Both the link and the general thrust of the commentary comes via this BTF thread (others provided the commentary; I made the first Spaceballs reference, though) but I’d be remiss in not passing it along. The story:
Cleveland Indians owner Paul Dolan projects the team will lose $16 million this season and says the recent trades of Cy Young winner Cliff Lee and All-Star catcher Victor Martinez were necessary long-term moves.
Dolan estimates the team will draw about 1.7 million fans this season, more than 500,000 less than the team expected before Opening Day.

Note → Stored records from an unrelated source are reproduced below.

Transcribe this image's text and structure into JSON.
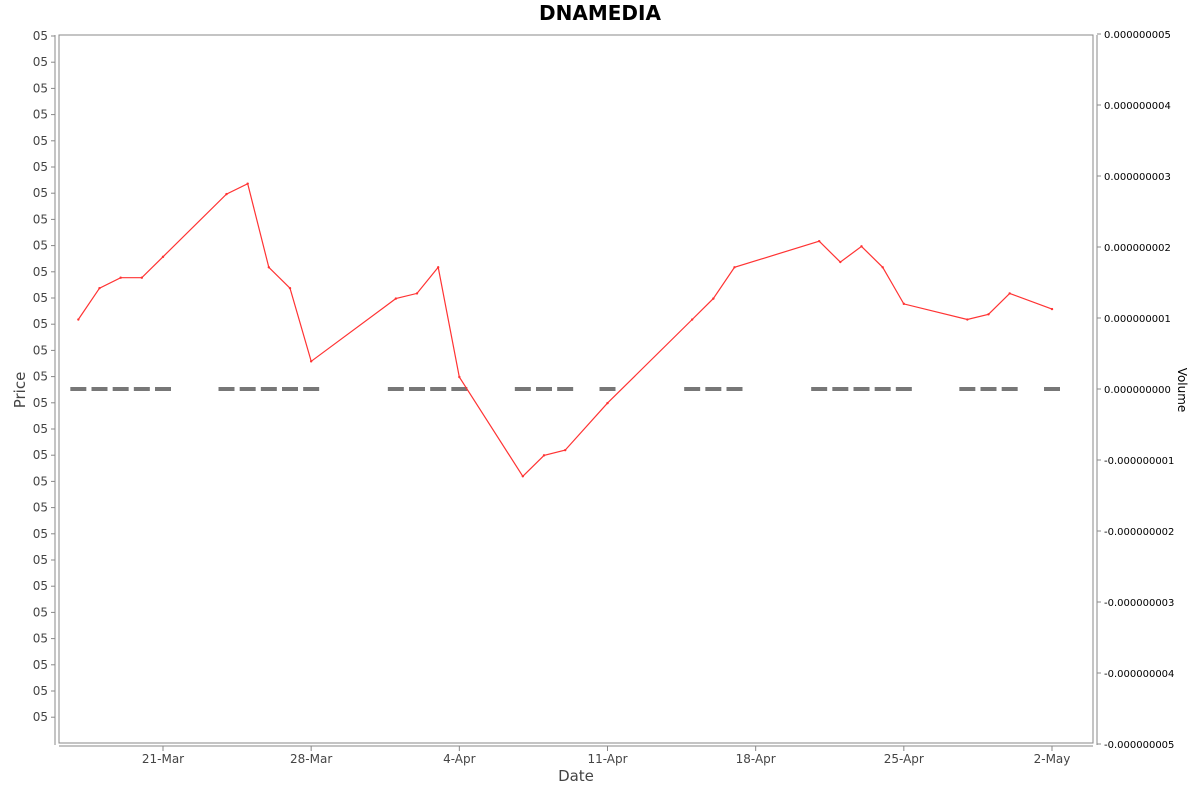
{
  "chart_data": {
    "type": "line",
    "title": "DNAMEDIA",
    "xlabel": "Date",
    "ylabel": "Price",
    "y2label": "Volume",
    "x_ticks": [
      "21-Mar",
      "28-Mar",
      "4-Apr",
      "11-Apr",
      "18-Apr",
      "25-Apr",
      "2-May"
    ],
    "x_tick_dates": [
      21,
      28,
      35,
      42,
      49,
      56,
      63
    ],
    "y_tick_labels": [
      "05",
      "05",
      "05",
      "05",
      "05",
      "05",
      "05",
      "05",
      "05",
      "05",
      "05",
      "05",
      "05",
      "05",
      "05",
      "05",
      "05",
      "05",
      "05",
      "05",
      "05",
      "05",
      "05",
      "05",
      "05",
      "05",
      "05"
    ],
    "y2_ticks": [
      "0.000000005",
      "0.000000004",
      "0.000000003",
      "0.000000002",
      "0.000000001",
      "0.000000000",
      "-0.000000001",
      "-0.000000002",
      "-0.000000003",
      "-0.000000004",
      "-0.000000005"
    ],
    "y2_values": [
      5,
      4,
      3,
      2,
      1,
      0,
      -1,
      -2,
      -3,
      -4,
      -5
    ],
    "y2lim": [
      -5,
      5
    ],
    "grid": false,
    "series": [
      {
        "kind": "price",
        "color": "#ff3333",
        "x": [
          17,
          18,
          19,
          20,
          21,
          24,
          25,
          26,
          27,
          28,
          32,
          33,
          34,
          35,
          38,
          39,
          40,
          42,
          46,
          47,
          48,
          52,
          53,
          54,
          55,
          56,
          59,
          60,
          61,
          63
        ],
        "values": [
          0.44,
          0.47,
          0.48,
          0.48,
          0.5,
          0.56,
          0.57,
          0.49,
          0.47,
          0.4,
          0.46,
          0.465,
          0.49,
          0.385,
          0.29,
          0.31,
          0.315,
          0.36,
          0.44,
          0.46,
          0.49,
          0.515,
          0.495,
          0.51,
          0.49,
          0.455,
          0.44,
          0.445,
          0.465,
          0.45
        ]
      },
      {
        "kind": "volume",
        "color": "#777777",
        "x": [
          17,
          18,
          19,
          20,
          21,
          24,
          25,
          26,
          27,
          28,
          32,
          33,
          34,
          35,
          38,
          39,
          40,
          42,
          46,
          47,
          48,
          52,
          53,
          54,
          55,
          56,
          59,
          60,
          61,
          63
        ],
        "values": [
          0,
          0,
          0,
          0,
          0,
          0,
          0,
          0,
          0,
          0,
          0,
          0,
          0,
          0,
          0,
          0,
          0,
          0,
          0,
          0,
          0,
          0,
          0,
          0,
          0,
          0,
          0,
          0,
          0,
          0
        ]
      }
    ]
  }
}
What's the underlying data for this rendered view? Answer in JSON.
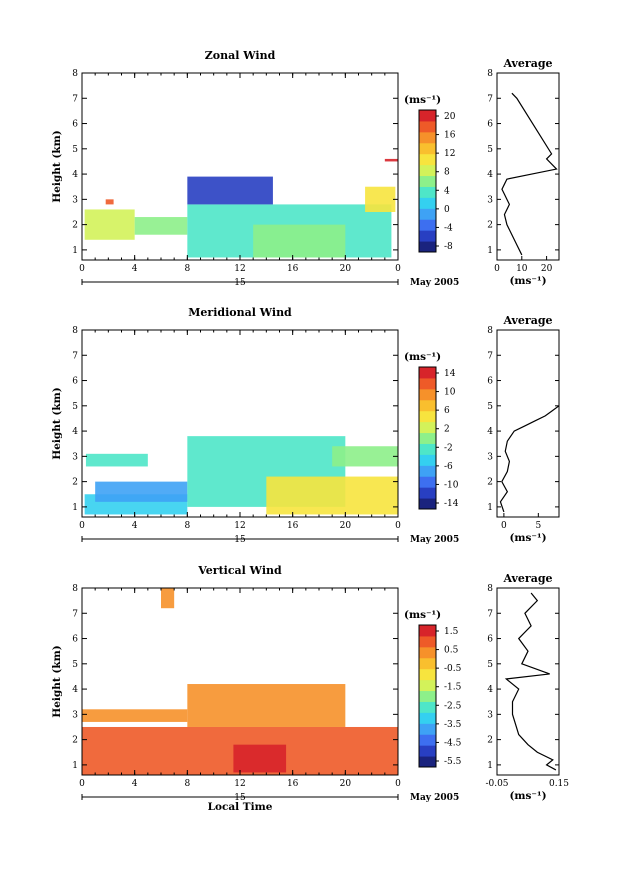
{
  "figure": {
    "xlabel_bottom": "Local Time",
    "date_label": "May 2005",
    "day_label": "15",
    "xticks": [
      "0",
      "4",
      "8",
      "12",
      "16",
      "20",
      "0"
    ],
    "yticks": [
      "1",
      "2",
      "3",
      "4",
      "5",
      "6",
      "7",
      "8"
    ]
  },
  "chart_data": [
    {
      "type": "heatmap",
      "title": "Zonal Wind",
      "xlabel": "",
      "ylabel": "Height (km)",
      "xlim": [
        0,
        24
      ],
      "ylim": [
        0.6,
        8.0
      ],
      "colorbar": {
        "unit": "(ms⁻¹)",
        "ticks": [
          "20",
          "16",
          "12",
          "8",
          "4",
          "0",
          "-4",
          "-8"
        ],
        "range": [
          -10,
          22
        ]
      },
      "regions": [
        {
          "x0": 0.2,
          "x1": 4.0,
          "y0": 1.4,
          "y1": 2.6,
          "value": 8
        },
        {
          "x0": 1.8,
          "x1": 2.4,
          "y0": 2.8,
          "y1": 3.0,
          "value": 18
        },
        {
          "x0": 4.0,
          "x1": 8.0,
          "y0": 1.6,
          "y1": 2.3,
          "value": 6
        },
        {
          "x0": 8.0,
          "x1": 23.5,
          "y0": 0.7,
          "y1": 2.8,
          "value": 3
        },
        {
          "x0": 8.0,
          "x1": 14.5,
          "y0": 2.8,
          "y1": 3.9,
          "value": -6
        },
        {
          "x0": 13.0,
          "x1": 20.0,
          "y0": 0.7,
          "y1": 2.0,
          "value": 5
        },
        {
          "x0": 21.5,
          "x1": 23.8,
          "y0": 2.5,
          "y1": 3.5,
          "value": 10
        },
        {
          "x0": 23.0,
          "x1": 24.0,
          "y0": 4.5,
          "y1": 4.6,
          "value": 22
        }
      ],
      "profile": {
        "title": "Average",
        "xlim": [
          0,
          25
        ],
        "xticks": [
          "0",
          "10",
          "20"
        ],
        "xlabel": "(ms⁻¹)",
        "y": [
          0.8,
          1.2,
          1.6,
          2.0,
          2.4,
          2.8,
          3.0,
          3.2,
          3.4,
          3.6,
          3.8,
          4.0,
          4.2,
          4.6,
          4.8,
          7.0,
          7.2
        ],
        "x": [
          10,
          8,
          6,
          4,
          3,
          5,
          4,
          3,
          2,
          3,
          4,
          14,
          24,
          20,
          22,
          8,
          6
        ]
      }
    },
    {
      "type": "heatmap",
      "title": "Meridional Wind",
      "xlabel": "",
      "ylabel": "Height (km)",
      "xlim": [
        0,
        24
      ],
      "ylim": [
        0.6,
        8.0
      ],
      "colorbar": {
        "unit": "(ms⁻¹)",
        "ticks": [
          "14",
          "10",
          "6",
          "2",
          "-2",
          "-6",
          "-10",
          "-14"
        ],
        "range": [
          -16,
          16
        ]
      },
      "regions": [
        {
          "x0": 0.2,
          "x1": 8.0,
          "y0": 0.7,
          "y1": 1.5,
          "value": -4
        },
        {
          "x0": 1.0,
          "x1": 8.0,
          "y0": 1.2,
          "y1": 2.0,
          "value": -8
        },
        {
          "x0": 0.3,
          "x1": 5.0,
          "y0": 2.6,
          "y1": 3.1,
          "value": -2
        },
        {
          "x0": 8.0,
          "x1": 20.0,
          "y0": 1.0,
          "y1": 3.8,
          "value": -3
        },
        {
          "x0": 14.0,
          "x1": 24.0,
          "y0": 0.7,
          "y1": 2.2,
          "value": 4
        },
        {
          "x0": 19.0,
          "x1": 24.0,
          "y0": 2.6,
          "y1": 3.4,
          "value": 0
        }
      ],
      "profile": {
        "title": "Average",
        "xlim": [
          -1,
          8
        ],
        "xticks": [
          "0",
          "5"
        ],
        "xlabel": "(ms⁻¹)",
        "y": [
          0.8,
          1.2,
          1.6,
          2.0,
          2.4,
          2.8,
          3.2,
          3.6,
          4.0,
          4.2,
          4.4,
          4.6,
          4.8,
          5.0
        ],
        "x": [
          0,
          -0.5,
          0.5,
          -0.3,
          0.5,
          0.8,
          0.2,
          0.5,
          1.5,
          3.0,
          4.5,
          6,
          7,
          8
        ]
      }
    },
    {
      "type": "heatmap",
      "title": "Vertical Wind",
      "xlabel": "Local Time",
      "ylabel": "Height (km)",
      "xlim": [
        0,
        24
      ],
      "ylim": [
        0.6,
        8.0
      ],
      "colorbar": {
        "unit": "(ms⁻¹)",
        "ticks": [
          "1.5",
          "0.5",
          "-0.5",
          "-1.5",
          "-2.5",
          "-3.5",
          "-4.5",
          "-5.5"
        ],
        "range": [
          -6,
          2
        ]
      },
      "regions": [
        {
          "x0": 0.0,
          "x1": 24.0,
          "y0": 0.6,
          "y1": 2.5,
          "value": 0.9
        },
        {
          "x0": 0.0,
          "x1": 8.0,
          "y0": 2.7,
          "y1": 3.2,
          "value": 0.5
        },
        {
          "x0": 8.0,
          "x1": 20.0,
          "y0": 2.5,
          "y1": 4.2,
          "value": 0.4
        },
        {
          "x0": 11.5,
          "x1": 15.5,
          "y0": 0.7,
          "y1": 1.8,
          "value": 1.8
        },
        {
          "x0": 6.0,
          "x1": 7.0,
          "y0": 7.2,
          "y1": 8.0,
          "value": 0.3
        }
      ],
      "profile": {
        "title": "Average",
        "xlim": [
          -0.05,
          0.15
        ],
        "xticks": [
          "-0.05",
          "0.15"
        ],
        "xlabel": "(ms⁻¹)",
        "y": [
          0.8,
          1.0,
          1.2,
          1.5,
          1.8,
          2.2,
          2.6,
          3.0,
          3.5,
          4.0,
          4.4,
          4.6,
          5.0,
          5.5,
          6.0,
          6.5,
          7.0,
          7.5,
          7.8
        ],
        "x": [
          0.14,
          0.11,
          0.13,
          0.08,
          0.05,
          0.02,
          0.01,
          0.0,
          0.0,
          0.02,
          -0.02,
          0.12,
          0.03,
          0.05,
          0.02,
          0.06,
          0.04,
          0.08,
          0.06
        ]
      }
    }
  ]
}
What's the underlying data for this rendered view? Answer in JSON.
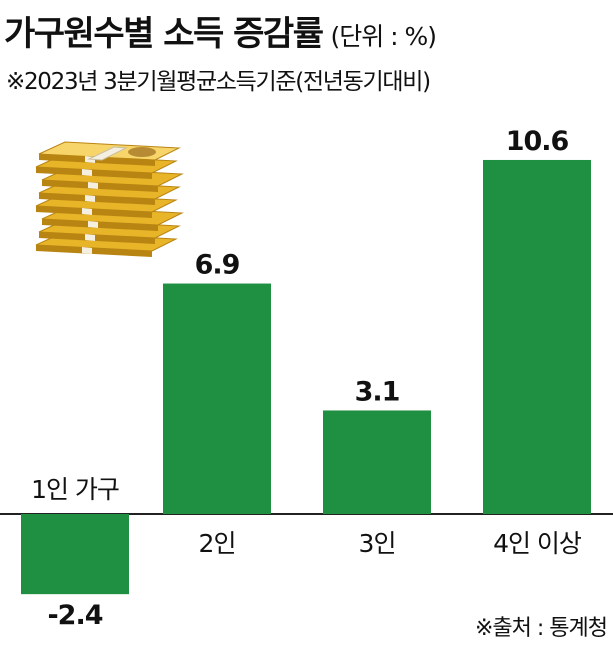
{
  "header": {
    "title": "가구원수별 소득 증감률",
    "unit": "(단위 : %)",
    "subtitle": "※2023년 3분기월평균소득기준(전년동기대비)"
  },
  "footer": {
    "source": "※출처 : 통계청"
  },
  "colors": {
    "bar": "#1f8f41",
    "text": "#111111",
    "baseline": "#222222"
  },
  "decoration": {
    "icon": "money-stack-icon"
  },
  "chart_data": {
    "type": "bar",
    "categories": [
      "1인 가구",
      "2인",
      "3인",
      "4인 이상"
    ],
    "values": [
      -2.4,
      6.9,
      3.1,
      10.6
    ],
    "value_labels": [
      "-2.4",
      "6.9",
      "3.1",
      "10.6"
    ],
    "title": "가구원수별 소득 증감률",
    "subtitle": "※2023년 3분기월평균소득기준(전년동기대비)",
    "ylabel": "",
    "xlabel": "",
    "unit": "%",
    "ylim": [
      -2.4,
      10.6
    ],
    "grid": false,
    "legend": "none"
  }
}
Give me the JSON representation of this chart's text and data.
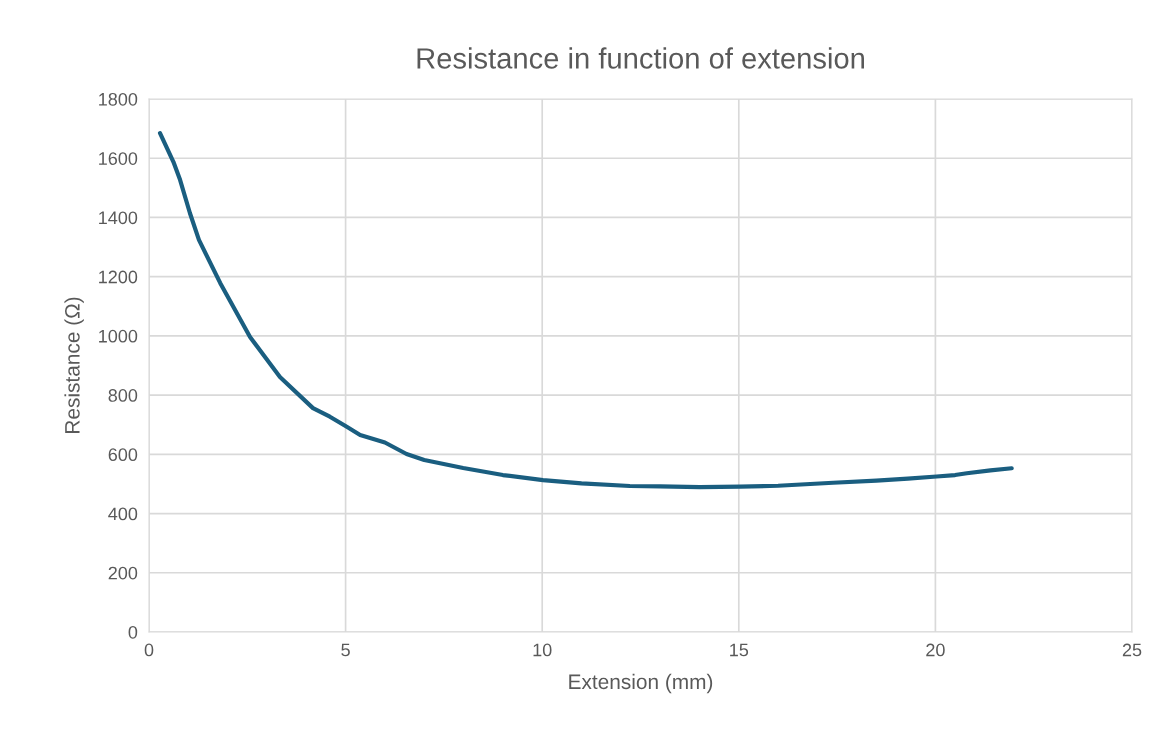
{
  "chart_data": {
    "type": "line",
    "title": "Resistance in function of extension",
    "xlabel": "Extension (mm)",
    "ylabel": "Resistance (Ω)",
    "x": [
      0.28,
      0.62,
      0.79,
      1.04,
      1.27,
      1.81,
      2.57,
      3.33,
      4.17,
      4.6,
      5.03,
      5.37,
      6.0,
      6.55,
      7.0,
      7.99,
      9.0,
      10.02,
      11.0,
      12.23,
      13.0,
      14.01,
      15.03,
      16.0,
      17.4,
      18.5,
      19.3,
      20.03,
      20.5,
      20.8,
      21.4,
      21.94
    ],
    "series": [
      {
        "color": "#1a5e80",
        "values": [
          1685,
          1588,
          1527,
          1415,
          1324,
          1179,
          996,
          861,
          756,
          727,
          693,
          665,
          640,
          601,
          581,
          554,
          530,
          513,
          502,
          493,
          492,
          489,
          491,
          494,
          504,
          511,
          518,
          525,
          530,
          536,
          546,
          553
        ]
      }
    ],
    "xlim": [
      0,
      25
    ],
    "xticks": [
      0,
      5,
      10,
      15,
      20,
      25
    ],
    "ylim": [
      0,
      1800
    ],
    "yticks": [
      0,
      200,
      400,
      600,
      800,
      1000,
      1200,
      1400,
      1600,
      1800
    ],
    "grid": true,
    "legend": false,
    "marker": "none",
    "line_style": "solid"
  }
}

If you divide $16 million by 500,000 paying customers, you get $32 per customer. What’s the per-customer revenue assumption per game figuring in ticket price, concessions, parking, etc.? I wouldn’t be shocked if it was in the neighborhood of $32 a head.
If that’s right, Dolan’s “$16 million loss” is really a loss in projected revenue based on projected ticket sales. For that to be a loss in the profit-loss sense of the term — which he’s clearly implying — original budget projections had to have been based on the Indians turning zero profit. Call me crazy, but I doubt that the Indians are a 501(c)(3).
I don’t doubt that the Indians have lost some money this year — and certainly are short of their projected financial goals — but if I’ve learned anything over the past decade or so, it’s that you can’t take a word a baseball owner says about money at face value. This is post-Martinez and Lee trade P.R.